Where is your disdain now?

Where is your outrage now?

Where is your moral indignation now?

You say that all lives matter. Now is your chance to prove it. Now is your chance to walk the walk. To put your money where your mouth is. To put up, or shut up. To prove once and far all that All lives matter. I want to hear your disgust for Sasha Wall. I want to her your disdain for her. I want to hear your outrage for her. I want to hear your moral indignation for her. To help drown out the deafening silence I will be there with you. I will shout my disgust, disdain, outrage, and moral indignation with you. I am guilty of that silence, but enough is enough.

Sasha Wall was a 29-year-old woman. She was a woman who was loved by her family and friends, and she was a woman who loved her family and friends. She was a woman with hopes and dreams and ambitions just like the rest of us. Sasha Wall deserved more. Sasha Wall deserved more than being left on the side of the road like discarded garbage. She was a woman who deserves justice she most likely will never see. I cannot bring her back. But I can and will say her name. I will say her name so somewhere her spirit knows that I see her for the person she was and for all she could have been.

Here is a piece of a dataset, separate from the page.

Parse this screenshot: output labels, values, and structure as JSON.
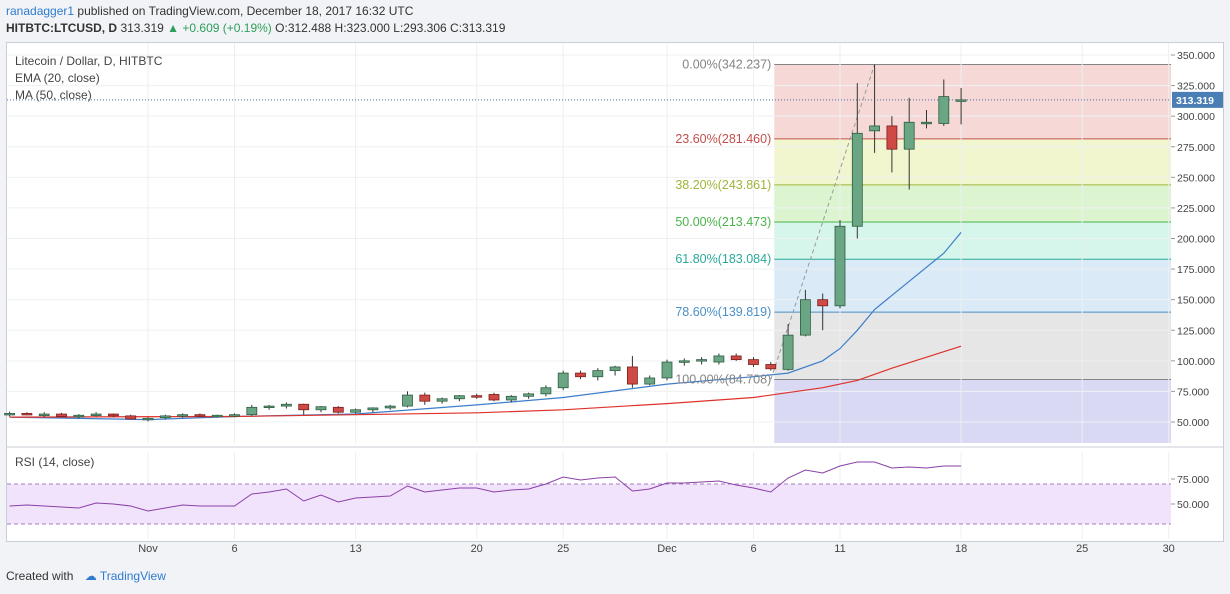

I say her name and the names of the other 7 women who deserved so much more:

  1. Christa Leigh Seele-Knudslien, 42 years old
  2. Viccky Gutierrez, 38 years old
  3. Celine Walker, 36 years old
  4. Tonya Harvey, 35 years old
  5. Zakaria Fry, 28 years old
  6. Phylicia Mitchell, 46 years old
  7. Amia Tyrae Berryman, 28 years old
  8. Sasha Wall, 29 years old

May God Bless Christa, Viccky, Celine, Tonya, Zakaria, Phylicia, Amia, and Sasha with the peace in heaven that they were so cruelly denied here on Earth. But more importantly, may be bless us with forgiveness for our deafening silence, and the strength to now and forever more, say shout their names.